The act went viral on social media. I’ve seen a clip of the event. It sickens me to the core.

Alison Parker was 24. Her cameraman was Adam Ward, 27. The man believed to have shot them was Vester Lee Flanagan, 41.

How in the world does one make sense of this?

There’s an element to this story that needs fleshing out. Someone turned in a fax to the station where Parker and Ward worked that declared Flanagan, an African-American, acted out of revenge over the Charleston, S.C., church massacre a few months ago in which a white man killed nine African-Americans. Flanagan’s victims were white.

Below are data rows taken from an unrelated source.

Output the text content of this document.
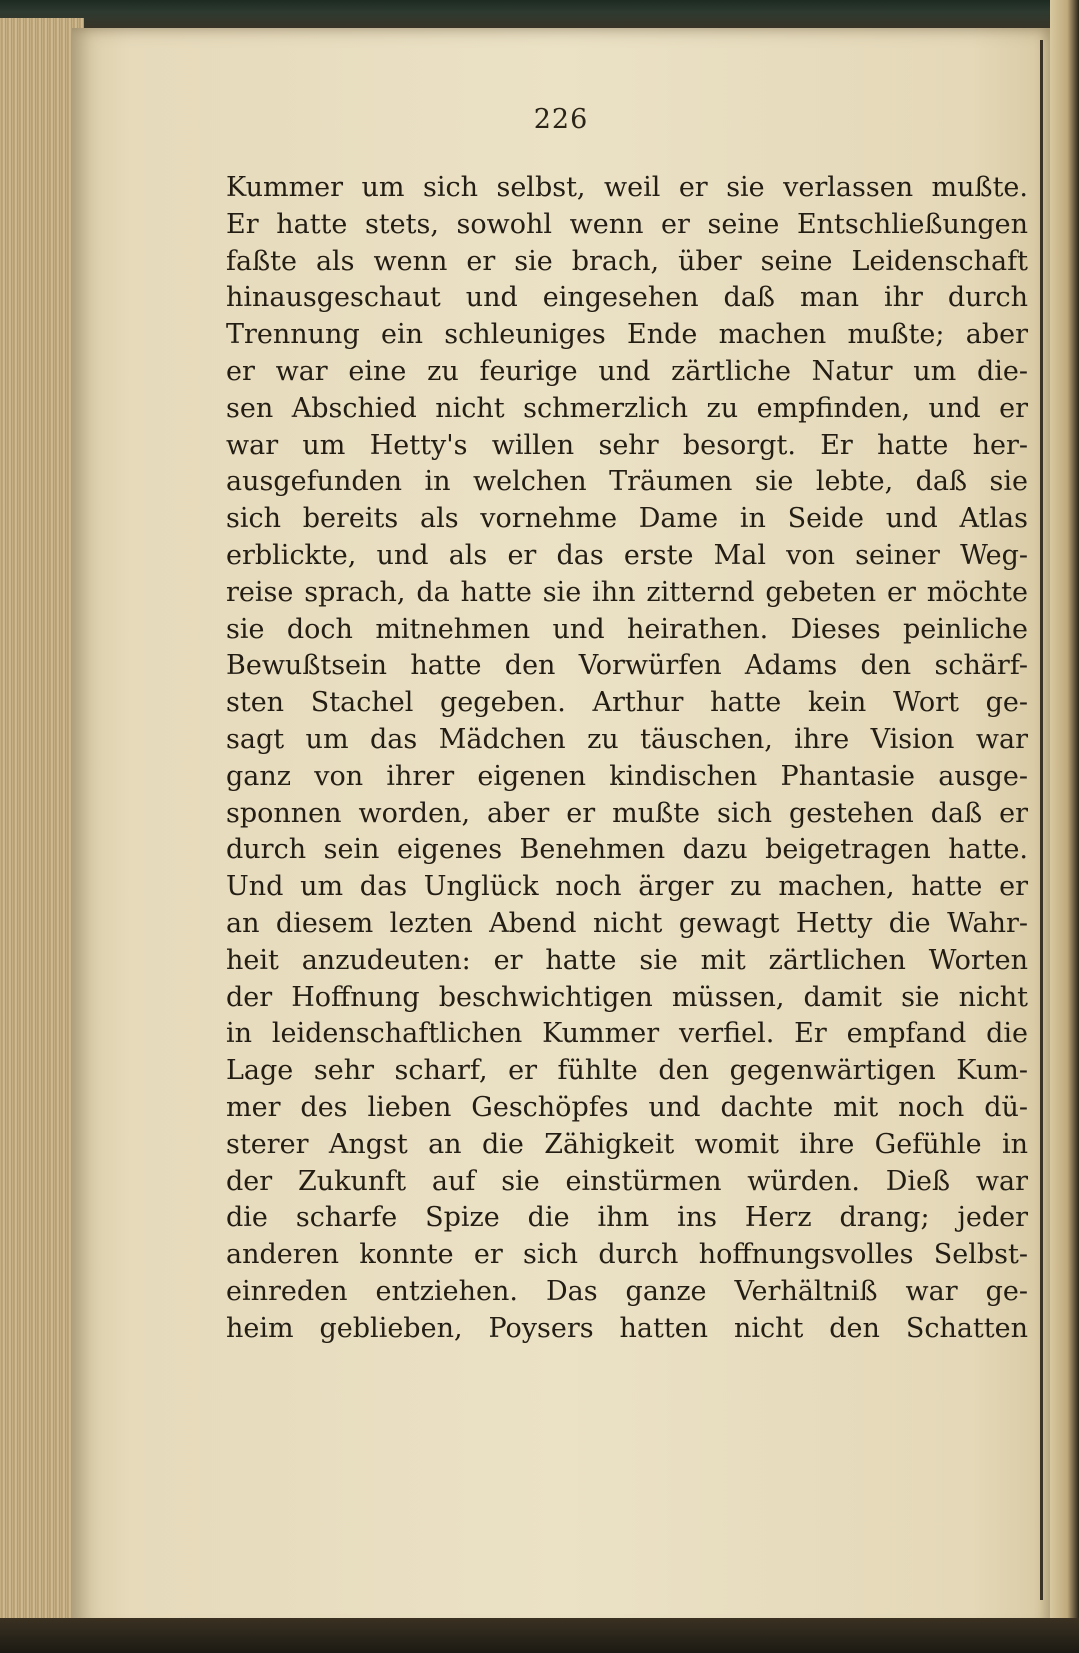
226
Kummer um sich selbst, weil er sie verlassen mußte.
Er hatte stets, sowohl wenn er seine Entschließungen
faßte als wenn er sie brach, über seine Leidenschaft
hinausgeschaut und eingesehen daß man ihr durch
Trennung ein schleuniges Ende machen mußte; aber
er war eine zu feurige und zärtliche Natur um die-
sen Abschied nicht schmerzlich zu empfinden, und er
war um Hetty's willen sehr besorgt. Er hatte her-
ausgefunden in welchen Träumen sie lebte, daß sie
sich bereits als vornehme Dame in Seide und Atlas
erblickte, und als er das erste Mal von seiner Weg-
reise sprach, da hatte sie ihn zitternd gebeten er möchte
sie doch mitnehmen und heirathen. Dieses peinliche
Bewußtsein hatte den Vorwürfen Adams den schärf-
sten Stachel gegeben. Arthur hatte kein Wort ge-
sagt um das Mädchen zu täuschen, ihre Vision war
ganz von ihrer eigenen kindischen Phantasie ausge-
sponnen worden, aber er mußte sich gestehen daß er
durch sein eigenes Benehmen dazu beigetragen hatte.
Und um das Unglück noch ärger zu machen, hatte er
an diesem lezten Abend nicht gewagt Hetty die Wahr-
heit anzudeuten: er hatte sie mit zärtlichen Worten
der Hoffnung beschwichtigen müssen, damit sie nicht
in leidenschaftlichen Kummer verfiel. Er empfand die
Lage sehr scharf, er fühlte den gegenwärtigen Kum-
mer des lieben Geschöpfes und dachte mit noch dü-
sterer Angst an die Zähigkeit womit ihre Gefühle in
der Zukunft auf sie einstürmen würden. Dieß war
die scharfe Spize die ihm ins Herz drang; jeder
anderen konnte er sich durch hoffnungsvolles Selbst-
einreden entziehen. Das ganze Verhältniß war ge-
heim geblieben, Poysers hatten nicht den Schatten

As the Washington Post reported: “Why did I do it?” stated the fax, which was received shortly before 8:30 a.m. on Wednesday. “Why did I do it? I put down a deposit for a gun on 6/19/15. The Church shooting in Charleston happened on 6/17/15…” The document goes on to state: “What sent me over the top was the church shooting. And my hollow point bullets have the victims’ initials on them.”

It’s not yet been determined if the fax came from Flanagan.

If it did, then we have a serious hate crime on our hands. Authorities cannot prosecute the shooter, given his death.

I hope with all my heart that someone other than Flanagan submitted the document.

However, even if that’s the case, are we now talking about a major ratcheting up of racial tension — yet again?